The same skills needed for practice are essential in consulting. For example, consultants must be able to market themselves to clients.

“These days [consulting firms] are looking for trial consultants who have exceptional skills and also have rainmaking ability,” Waites says.

Trial consultants have a wide range of experience, from law and theater to psychology.

“Trial consultants may be very good at helping a trial team understand what a juror or arbitration panel will think,” Waites says. “They can help craft a trial presentation so that it is most persuasive.”

Before making the switch, inventory your experience, he says. Junior lawyers with limited trial experience should observe cases. “It doesn’t cost anything to spend time at the courthouse,” says Waites. “Sitting in trial listening, watching and observing is the best way to understand what is going on in that room.”

Theater training helps to hone attorneys’ and witnesses’ presentations. Waites took three semesters of theater. “It was a rich experience,” he says. It taught him how he was perceived by others.

Reaching a Nonlegal Audience

Another growing consulting area is litigation communication. Tilden Katz practiced law at Chicago’s Sey farth Shaw before changing careers. He founded a consulting business before becoming managing director of APCO Worldwide’s Chicago office. Although communication consultants include reporters and spokespeople, Katz says being a lawyer gives him extra credibility with clients and their outside counsel. “They are attracted to lawyers because of their ability to write and to speak.”

And many lawyers need his expertise. Lawyers are good at making arguments to a jury or to a judge, he says, but communicating information to the press and the public often is different.

“You have to take the same block of information and be aware that you are speaking to a different audience,” says Katz. “The things that win legal arguments often are not the most persuasive when you are talking to the public.” For example, the public would be uninterested in the fine points of procedure. Those subtleties would need to be explained more broadly.
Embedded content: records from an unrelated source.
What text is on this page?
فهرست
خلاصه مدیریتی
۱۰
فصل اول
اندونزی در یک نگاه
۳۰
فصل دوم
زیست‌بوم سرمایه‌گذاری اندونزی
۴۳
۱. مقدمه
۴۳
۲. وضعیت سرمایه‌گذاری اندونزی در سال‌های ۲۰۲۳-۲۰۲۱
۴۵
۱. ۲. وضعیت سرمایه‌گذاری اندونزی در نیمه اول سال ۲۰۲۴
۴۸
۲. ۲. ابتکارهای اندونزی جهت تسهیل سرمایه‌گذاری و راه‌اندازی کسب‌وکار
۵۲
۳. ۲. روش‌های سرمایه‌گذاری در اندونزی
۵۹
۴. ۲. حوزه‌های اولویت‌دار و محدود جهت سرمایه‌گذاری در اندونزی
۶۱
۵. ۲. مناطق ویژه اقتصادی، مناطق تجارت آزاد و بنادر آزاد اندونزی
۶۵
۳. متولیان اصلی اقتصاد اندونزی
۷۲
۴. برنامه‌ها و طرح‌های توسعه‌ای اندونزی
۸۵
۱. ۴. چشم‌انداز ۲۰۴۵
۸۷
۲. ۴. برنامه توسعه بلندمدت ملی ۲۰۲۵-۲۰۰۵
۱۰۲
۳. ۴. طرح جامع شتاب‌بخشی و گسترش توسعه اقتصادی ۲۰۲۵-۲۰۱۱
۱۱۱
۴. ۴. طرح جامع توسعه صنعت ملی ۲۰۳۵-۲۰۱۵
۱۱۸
Many of Katz’s lawyering skills, such as the ability to analyze information and to write persuasively, were transferable.
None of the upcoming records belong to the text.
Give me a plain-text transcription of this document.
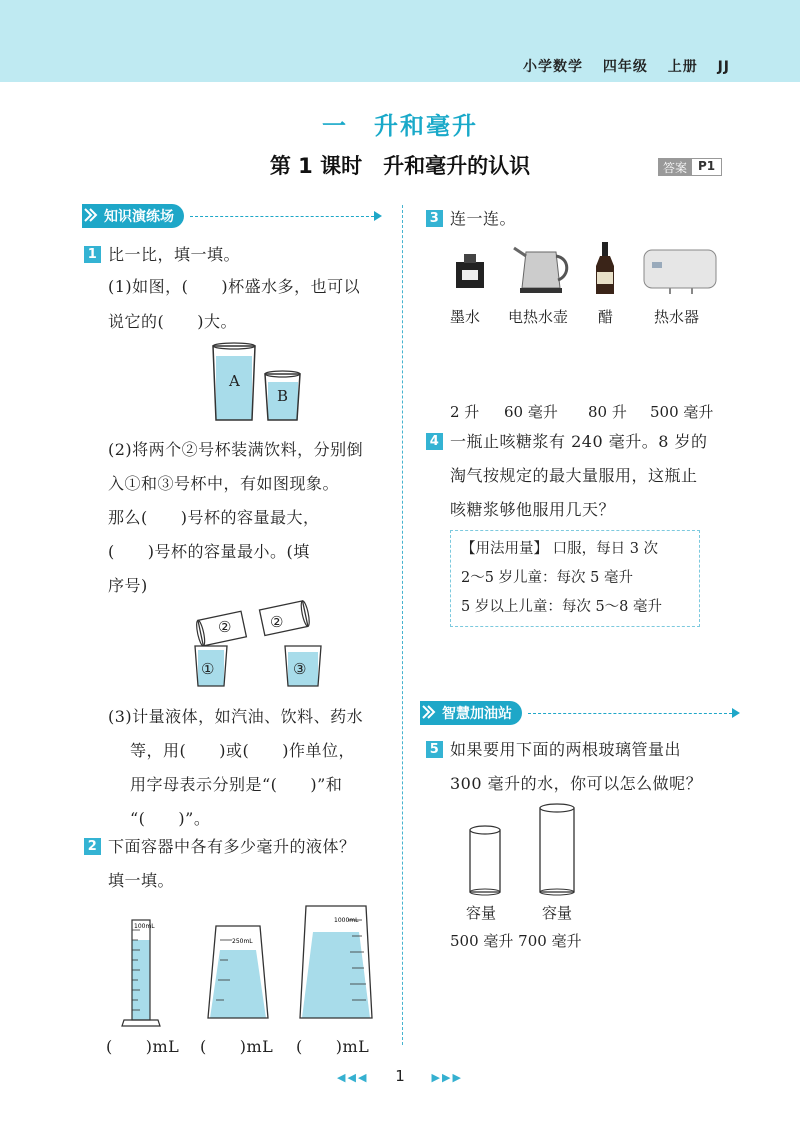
小学数学 四年级 上册 JJ
一　升和毫升
第 1 课时　升和毫升的认识	答案 P1
知识演练场
1 比一比，填一填。
(1)如图，(　　)杯盛水多，也可以
说它的(　　)大。
A
B
(2)将两个②号杯装满饮料，分别倒
入①和③号杯中，有如图现象。
那么(　　)号杯的容量最大，
(　　)号杯的容量最小。(填
序号)
②	②
①	③
(3)计量液体，如汽油、饮料、药水
等，用(　　)或(　　)作单位，
用字母表示分别是“(　　)”和
“(　　)”。
2 下面容器中各有多少毫升的液体？
填一填。
100mL
250mL
1000mL
(　　)mL (　　)mL (　　)mL
3 连一连。
墨水 电热水壶 醋	热水器
2 升 60 毫升 80 升 500 毫升
4 一瓶止咳糖浆有 240 毫升。8 岁的
淘气按规定的最大量服用，这瓶止
咳糖浆够他服用几天？
【用法用量】 口服，每日 3 次
2～5 岁儿童：每次 5 毫升
5 岁以上儿童：每次 5～8 毫升
智慧加油站
5 如果要用下面的两根玻璃管量出
300 毫升的水，你可以怎么做呢？
容量	容量
500 毫升 700 毫升
◀◀◀ 1 ▶▶▶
But he cautions that the life­style is similar to that of a law firm lawyer. Litigation communication consultants bill by the hour, says Katz. “It’s keeping the client satisfied,” he says.

To determine what type of consulting firm might fit, he encourages prospective job seekers to size up firms the same way they would assess law firms. “If you were dissatisfied at a monster law firm, I would think twice about going to a monster [public affairs] firm.”

Applicants should speak not only with someone who works for a firm they are considering but also with cli­ents. “It is almost more important to talk to the client than the employee of the firm to size up whether you have the temperament for the firm,” Katz says.